Varl - Pascal Meier lieferte sich ein kurzes Wortgefecht mit Sebastian Numrich und zeigte dem Trainer von Fußball-Bezirksligist SpVg. Union Varl den „Scheibenwischer“, doch nach dem Abpfiff wurde das Kriegsbeil schnell begraben. „Emotionen gehören zum Fußball dazu. Das war keine große Sache und ist bereits aus der Welt geschafft“, vermeldete Numrich gestern. Was im Lager der Rot-Weißen allerdings blieb, ist die Enttäuschung über die 1:2- Heimniederlage gegen den SC Bad Salzuflen.

„Wir hätten uns in der Tabelle von den Abstiegsplätzen absetzen können. Schade, dass wir nicht mehr daraus gemacht haben“, so Sebastian Numrich, der mit den Varlern nach deren 4:3-Überraschungserfolg in Quernheim gerne nachgelegt hätte. „Dafür waren wir aber im Spiel nach vorne nicht zwingend genug“, bemängelte er.
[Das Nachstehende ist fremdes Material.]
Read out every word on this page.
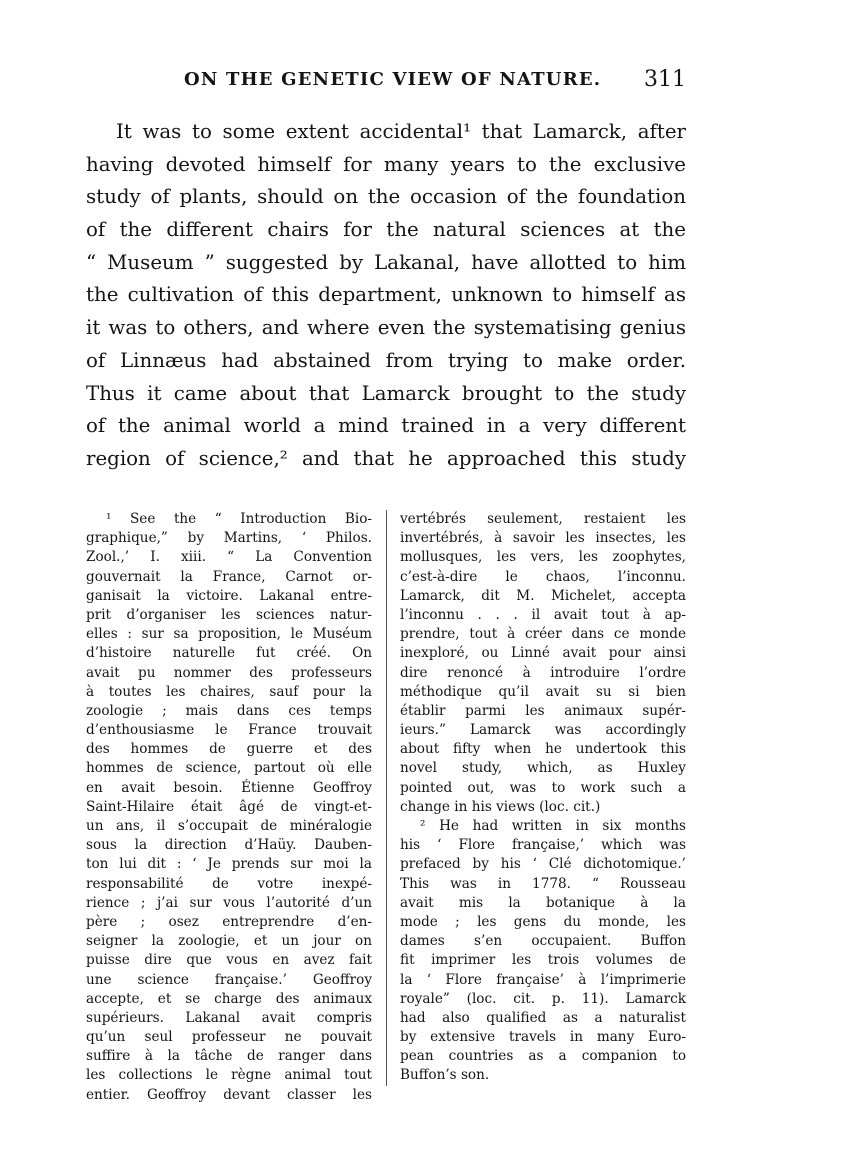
ON THE GENETIC VIEW OF NATURE. 311
It was to some extent accidental¹ that Lamarck, after
having devoted himself for many years to the exclusive
study of plants, should on the occasion of the foundation
of the different chairs for the natural sciences at the
“ Museum ” suggested by Lakanal, have allotted to him
the cultivation of this department, unknown to himself as
it was to others, and where even the systematising genius
of Linnæus had abstained from trying to make order.
Thus it came about that Lamarck brought to the study
of the animal world a mind trained in a very different
region of science,² and that he approached this study
¹ See the “ Introduction Bio-
graphique,” by Martins, ‘ Philos.
Zool.,’ I. xiii. “ La Convention
gouvernait la France, Carnot or-
ganisait la victoire. Lakanal entre-
prit d’organiser les sciences natur-
elles : sur sa proposition, le Muséum
d’histoire naturelle fut créé. On
avait pu nommer des professeurs
à toutes les chaires, sauf pour la
zoologie ; mais dans ces temps
d’enthousiasme le France trouvait
des hommes de guerre et des
hommes de science, partout où elle
en avait besoin. Étienne Geoffroy
Saint-Hilaire était âgé de vingt-et-
un ans, il s’occupait de minéralogie
sous la direction d’Haüy. Dauben-
ton lui dit : ‘ Je prends sur moi la
responsabilité de votre inexpé-
rience ; j’ai sur vous l’autorité d’un
père ; osez entreprendre d’en-
seigner la zoologie, et un jour on
puisse dire que vous en avez fait
une science française.’ Geoffroy
accepte, et se charge des animaux
supérieurs. Lakanal avait compris
qu’un seul professeur ne pouvait
suffire à la tâche de ranger dans
les collections le règne animal tout
entier. Geoffroy devant classer les
vertébrés seulement, restaient les
invertébrés, à savoir les insectes, les
mollusques, les vers, les zoophytes,
c’est-à-dire le chaos, l’inconnu.
Lamarck, dit M. Michelet, accepta
l’inconnu . . . il avait tout à ap-
prendre, tout à créer dans ce monde
inexploré, ou Linné avait pour ainsi
dire renoncé à introduire l’ordre
méthodique qu’il avait su si bien
établir parmi les animaux supér-
ieurs.” Lamarck was accordingly
about fifty when he undertook this
novel study, which, as Huxley
pointed out, was to work such a
change in his views (loc. cit.)
² He had written in six months
his ‘ Flore française,’ which was
prefaced by his ‘ Clé dichotomique.’
This was in 1778. “ Rousseau
avait mis la botanique à la
mode ; les gens du monde, les
dames s’en occupaient. Buffon
fit imprimer les trois volumes de
la ‘ Flore française’ à l’imprimerie
royale” (loc. cit. p. 11). Lamarck
had also qualified as a naturalist
by extensive travels in many Euro-
pean countries as a companion to
Buffon’s son.
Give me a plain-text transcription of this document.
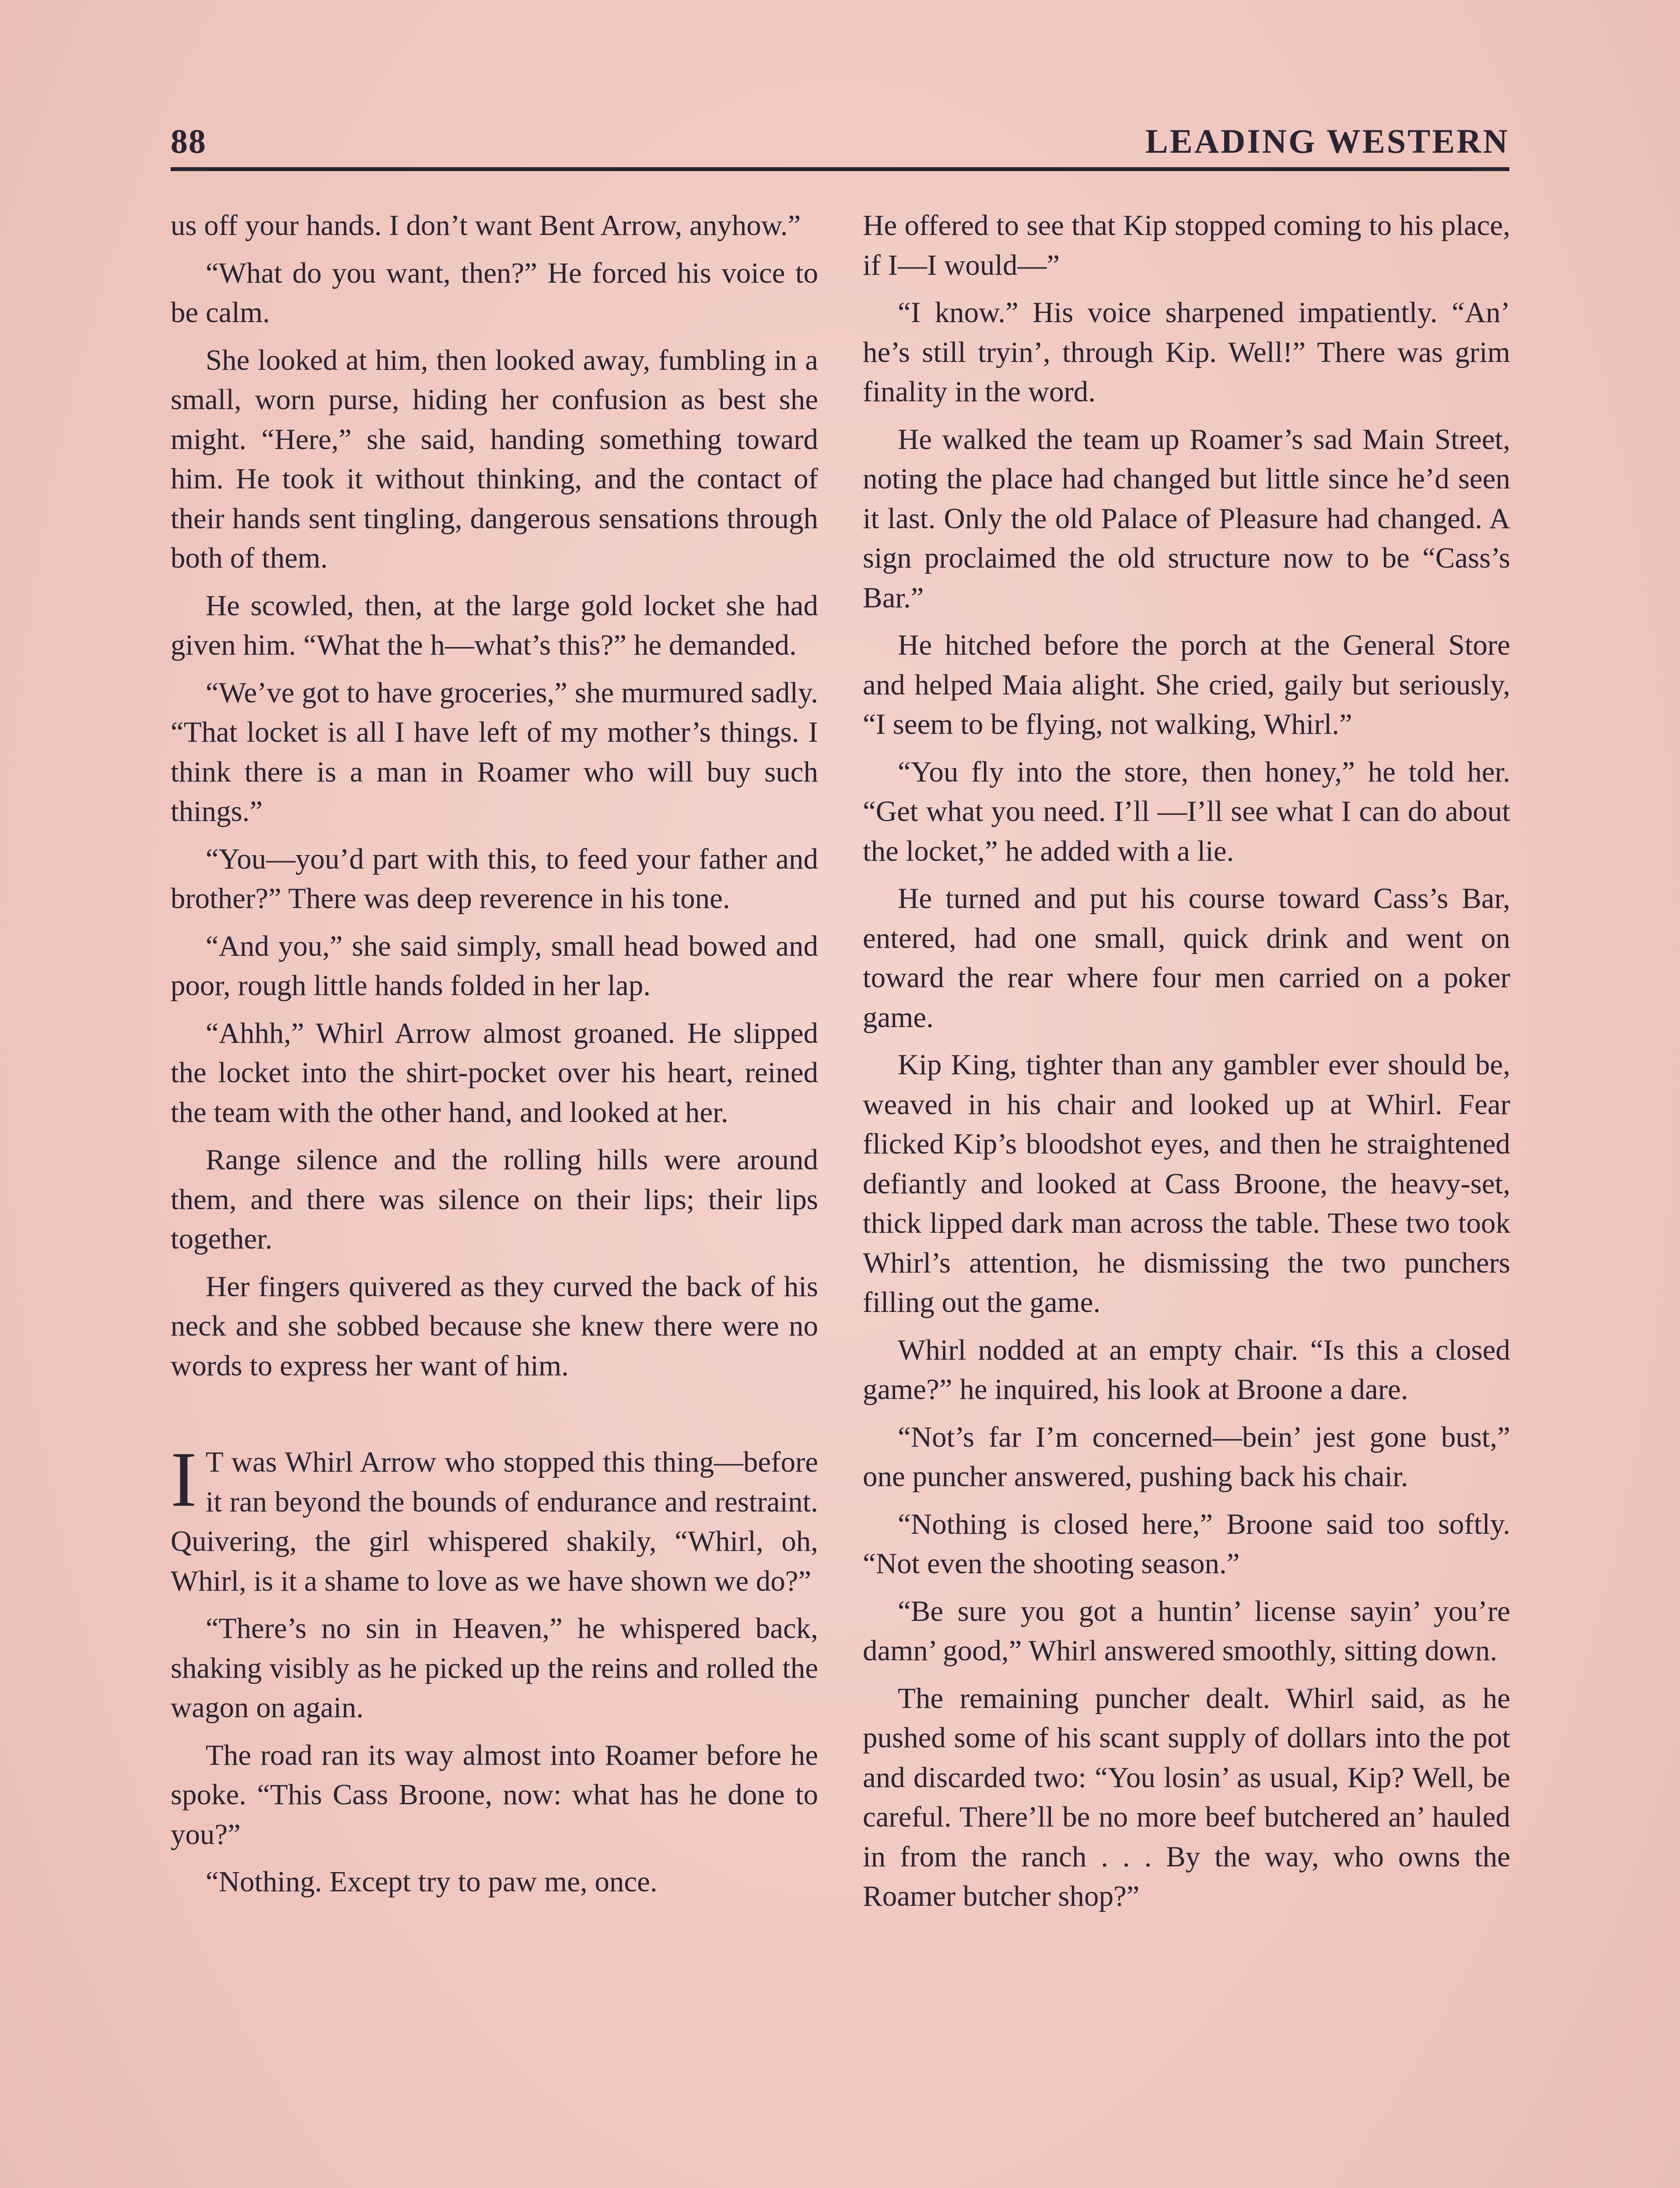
88	LEADING WESTERN

us off your hands. I don’t want Bent Arrow, anyhow.”

“What do you want, then?” He forced his voice to be calm.

She looked at him, then looked away, fumbling in a small, worn purse, hiding her confusion as best she might. “Here,” she said, handing something toward him. He took it without thinking, and the contact of their hands sent tingling, dangerous sensations through both of them.

He scowled, then, at the large gold locket she had given him. “What the h—what’s this?” he demanded.

“We’ve got to have groceries,” she murmured sadly. “That locket is all I have left of my mother’s things. I think there is a man in Roamer who will buy such things.”

“You—you’d part with this, to feed your father and brother?” There was deep reverence in his tone.

“And you,” she said simply, small head bowed and poor, rough little hands folded in her lap.

“Ahhh,” Whirl Arrow almost groaned. He slipped the locket into the shirt-pocket over his heart, reined the team with the other hand, and looked at her.

Range silence and the rolling hills were around them, and there was silence on their lips; their lips together.

Her fingers quivered as they curved the back of his neck and she sobbed because she knew there were no words to express her want of him.

I T was Whirl Arrow who stopped this thing—before it ran beyond the bounds of endurance and restraint. Quivering, the girl whispered shakily, “Whirl, oh, Whirl, is it a shame to love as we have shown we do?”

“There’s no sin in Heaven,” he whispered back, shaking visibly as he picked up the reins and rolled the wagon on again.

The road ran its way almost into Roamer before he spoke. “This Cass Broone, now: what has he done to you?”

“Nothing. Except try to paw me, once.

He offered to see that Kip stopped coming to his place, if I—I would—”

“I know.” His voice sharpened impatiently. “An’ he’s still tryin’, through Kip. Well!” There was grim finality in the word.

He walked the team up Roamer’s sad Main Street, noting the place had changed but little since he’d seen it last. Only the old Palace of Pleasure had changed. A sign proclaimed the old structure now to be “Cass’s Bar.”

He hitched before the porch at the General Store and helped Maia alight. She cried, gaily but seriously, “I seem to be flying, not walking, Whirl.”

“You fly into the store, then honey,” he told her. “Get what you need. I’ll —I’ll see what I can do about the locket,” he added with a lie.

He turned and put his course toward Cass’s Bar, entered, had one small, quick drink and went on toward the rear where four men carried on a poker game.

Kip King, tighter than any gambler ever should be, weaved in his chair and looked up at Whirl. Fear flicked Kip’s bloodshot eyes, and then he straightened defiantly and looked at Cass Broone, the heavy-set, thick lipped dark man across the table. These two took Whirl’s attention, he dismissing the two punchers filling out the game.

Whirl nodded at an empty chair. “Is this a closed game?” he inquired, his look at Broone a dare.

“Not’s far I’m concerned—bein’ jest gone bust,” one puncher answered, pushing back his chair.

“Nothing is closed here,” Broone said too softly. “Not even the shooting season.”

“Be sure you got a huntin’ license sayin’ you’re damn’ good,” Whirl answered smoothly, sitting down.

The remaining puncher dealt. Whirl said, as he pushed some of his scant supply of dollars into the pot and discarded two: “You losin’ as usual, Kip? Well, be careful. There’ll be no more beef butchered an’ hauled in from the ranch . . . By the way, who owns the Roamer butcher shop?”
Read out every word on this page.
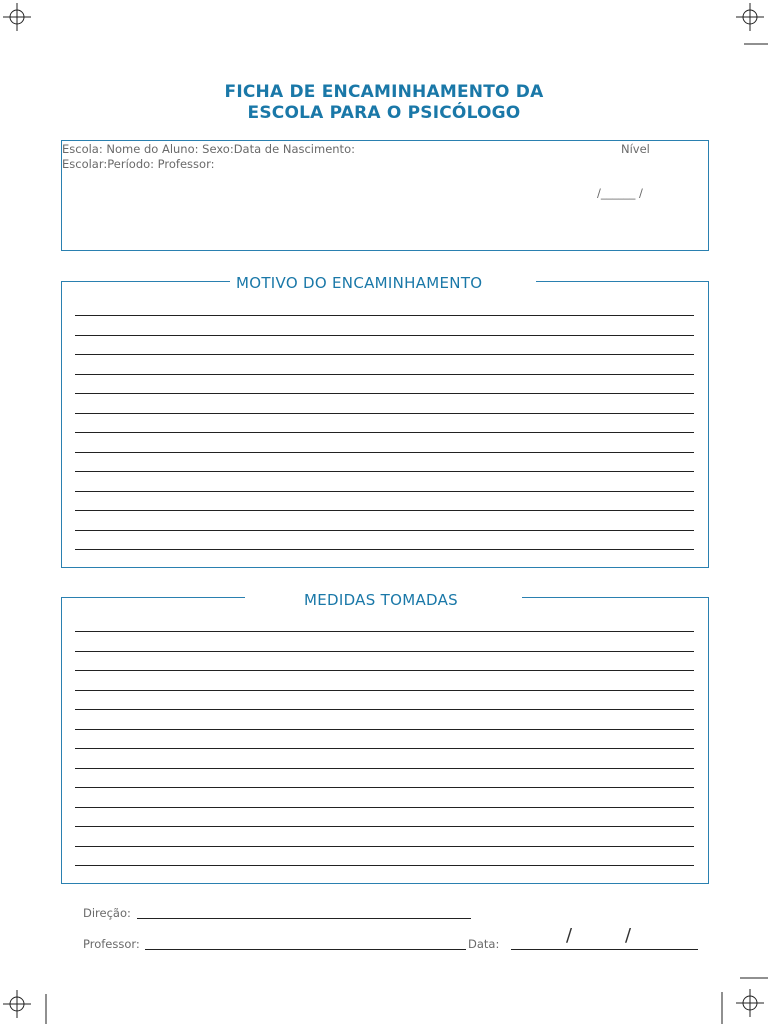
FICHA DE ENCAMINHAMENTO DA
ESCOLA PARA O PSICÓLOGO
Escola: Nome do Aluno: Sexo:Data de Nascimento:	Nível
Escolar:Período: Professor:
/______ /
MOTIVO DO ENCAMINHAMENTO
MEDIDAS TOMADAS
Direção:
Professor:	Data:	/	/
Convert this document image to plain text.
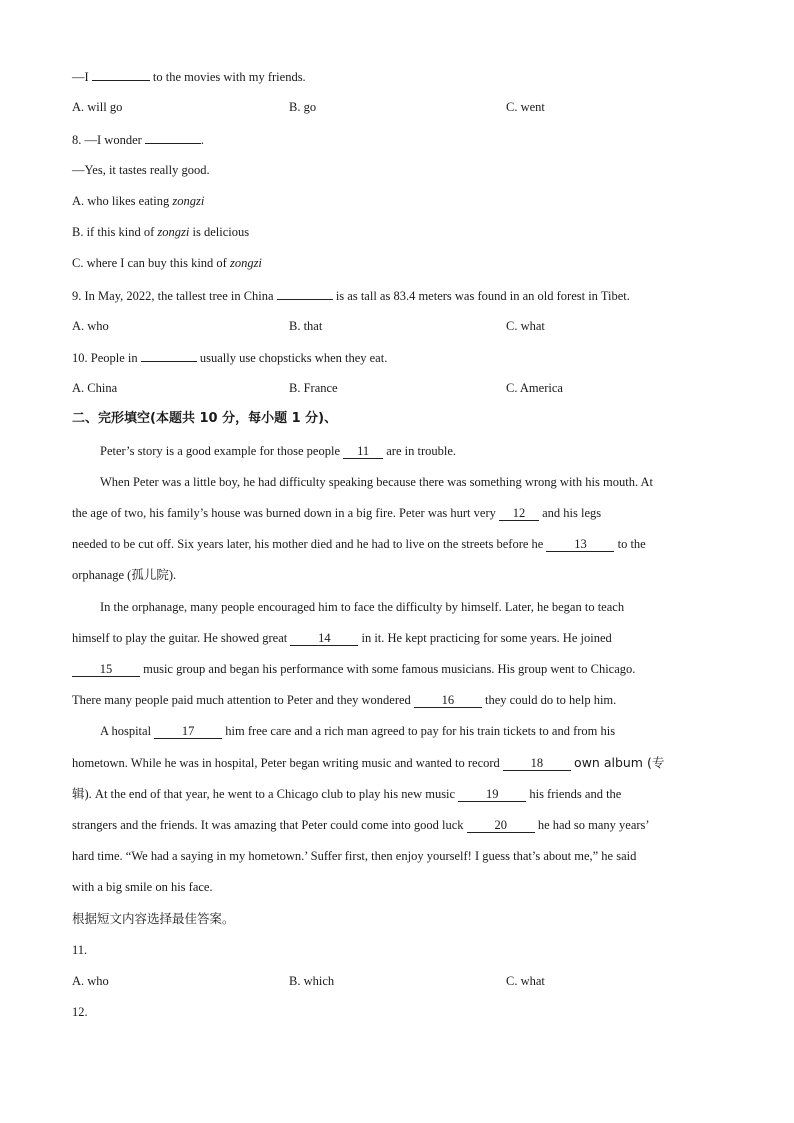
—I	to the movies with my friends.
A. will go	B. go	C. went
8. —I wonder	.
—Yes, it tastes really good.
A. who likes eating zongzi
B. if this kind of zongzi is delicious
C. where I can buy this kind of zongzi
9. In May, 2022, the tallest tree in China	is as tall as 83.4 meters was found in an old forest in Tibet.
A. who	B. that	C. what
10. People in	usually use chopsticks when they eat.
A. China	B. France	C. America
二、完形填空(本题共 10 分，每小题 1 分)、
Peter’s story is a good example for those people 11 are in trouble.
When Peter was a little boy, he had difficulty speaking because there was something wrong with his mouth. At
the age of two, his family’s house was burned down in a big fire. Peter was hurt very 12 and his legs
needed to be cut off. Six years later, his mother died and he had to live on the streets before he 13 to the
orphanage (孤儿院).
In the orphanage, many people encouraged him to face the difficulty by himself. Later, he began to teach
himself to play the guitar. He showed great 14 in it. He kept practicing for some years. He joined
15 music group and began his performance with some famous musicians. His group went to Chicago.
There many people paid much attention to Peter and they wondered 16 they could do to help him.
A hospital 17 him free care and a rich man agreed to pay for his train tickets to and from his
hometown. While he was in hospital, Peter began writing music and wanted to record 18 own album (专
辑). At the end of that year, he went to a Chicago club to play his new music 19 his friends and the
strangers and the friends. It was amazing that Peter could come into good luck 20 he had so many years’
hard time. “We had a saying in my hometown.’ Suffer first, then enjoy yourself! I guess that’s about me,” he said
with a big smile on his face.
根据短文内容选择最佳答案。
11.
A. who	B. which	C. what
12.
An der Situation in der Tabelle habe sich nicht viel verändert. Varl ist weiterhin „Spitzenreiter“ der letzten sieben Vereine, die nach dem jetzigen Stand der Dinge die vier Absteiger unter sich ausmachen. Umso wichtiger ist für die Varler (14 Punkte) das nun folgende Auswärtsspiel beim VfL Theesen II (12 Punkte), das bereits am kommenden Freitag, 12. Dezember, 19.30 Uhr auf dem Programm steht und den letzten Spieltag der Bezirksliga vor der Winterpause eröffnet. Da in Theesen auf Kunstrasen gespielt wird, müssen sich die Varler auf einen letzten Auftritt vor der verdienten Pause einstellen.

„Ich hatte auf 20 Punkte gehofft, die können wir jetzt nicht mehr erreichen. Aber 17 sollten es schon sein“, betont Numrich vor dem Duell beim direkten Konkurrenten. Theesen II kam am Sonntag gegen den Tabellenletzten FC Muckum nicht über ein 3:3 hinaus, verbesserte sich aber vom 17. auf den 14. Platz, weil alle anderen abstiegsgefährdeten Teams nicht punkteten. Darunter auch der SC Isenstedt, dessen geplantes Heimspiel gegen Union Minden ausfiel. Diese Partie wurde übrigens für den 21. Dezember, neu angesetzt, wobei man über den Sinn dieser Maßnahme geteilter Meinung sein darf.

Absolut zufrieden ist man beim FC Preußen Espelkamp. Das Team von Trainer Uwe Korejtek ging am Sonntag aus dem Verfolgerduell mit der SV Eidinghausen-Werste als 1:0-Sieger hervor und nahm anschließend genüsslich die 0:4-Niederlage des abgelösten Tabellenführers TuS Jöllenbeck beim neuen Spitzenreiter VfL Holsen zur Kenntnis. In dem umkämpften Duell mit acht gelben Karten hielt Espelkamps Torhüter Till Wriedt seinen Kasten ein weiteres Mal sauber. „Und vorne sind wir immer für ein Tor gut“, ergänzt Korejtek mit Blick auf seinen 13-fachen Torschützen Watschagan Harutjunjan. Er und seine Mannen können übrigens mit dem vorzeitigen Gang in die Winterpause liebäugeln, da am kommenden Sonntag bei Union Minden auf Rasen gespielt werden soll.

Wermutstropfen beim Tabellenzweiten ist die Verletzung von Benjamin Rossel, bei dem ein Riss des vorderen Kreuzbandes festgestellt wurde. Er ist der dritte Langzeitverletzte nach Valentin und Stephan Dück.